A memorial of crosses, candles, balloons, and stuffed animals continued to grow Monday morning outside the burned-out home where the children died. Neighbors also have been stopping by all morning to show their support.

“We’re here to support all these families. They’re not by themselves. You know, God is with them, and they’re not going to be by themselves,” neighbor Rosa Lazaro said. “All the community, everybody’s here to help all these families.”

A group of firefighters went door-to-door for about three blocks Monday morning near the apartment building where the children died, passing out fire safety information and free smoke detectors to families in need. They also offered to install smoke detectors for the elderly for free. Anyone who needs a smoke detector also can call their alderman to pick one up.

“When we lose one life, it’s too many lives if we lose somebody in a fire. So today it’s even more critical, because we lost eight people to a fire, and that’s unheard of in the city of Chicago,” Fire Department First Deputy District Chief Annette Nance Holt said. “I can’t even count back to when we lost this many lives.”

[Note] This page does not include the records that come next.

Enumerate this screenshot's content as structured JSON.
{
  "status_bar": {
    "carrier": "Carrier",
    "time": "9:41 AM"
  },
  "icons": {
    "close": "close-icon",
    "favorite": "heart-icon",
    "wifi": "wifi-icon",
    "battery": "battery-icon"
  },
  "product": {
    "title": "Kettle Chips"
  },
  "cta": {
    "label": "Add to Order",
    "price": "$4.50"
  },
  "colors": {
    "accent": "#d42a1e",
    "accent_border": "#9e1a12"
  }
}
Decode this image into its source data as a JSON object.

Firefighters said the blaze started around 4 a.m. Sunday on the enclosed rear porch of an apartment building on the 2200 block of South Sacramento Avenue. There were no working smoke detectors in the area where the victims were found.

Relatives said the children who died were having a sleepover. They ranged in age from 3 months to 16 years, according to their families.

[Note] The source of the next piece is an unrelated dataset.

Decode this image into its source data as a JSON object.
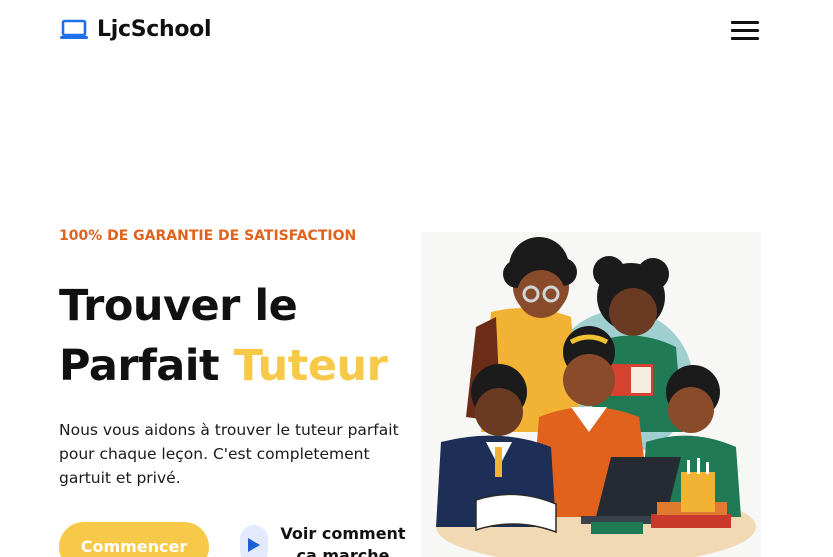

Most of the victims were from the same family.

“It’s my worst nightmare. I don’t know how I’m going to wake up and continue life, knowing that my brothers and sisters are six feet underground,” Marcos Contreras said.

The oldest victim, 16-year-old Victor Mendoza, was visiting his friends for a sleepover. His mother said he was a good student.

The youngest victim, Amaya Almaraz, was only 3 months old.

Also killed were 5-year-old Ariel Garcia, 11-year-old Xavier Contreras, 13-year-old Nathan Contreras, 3-year-old Alanni Ayala, 5-year-old Gialanni Ayala, and 10-year-old Giovanni Ayala.

The two teenagers who were critically injured are 14-year-old Cesar Contreras, and 14-year-old Adrian Hernandez.

“We have not had this in many, many years; this amount of fatalities and injuries in one location,” Fire Commissioner Jose Santiago said.

Enlace Chicago, a Little Village neighborhood organization, has set up a GoFundMe account on the family’s behalf, to help pay for funeral and burial costs. Enlace also is accepting clothing donations for those left homeless as a result of the fire. Clothes can be dropped off at either of two locations: 2329 S. Troy St., or 2756 S. Harding Av.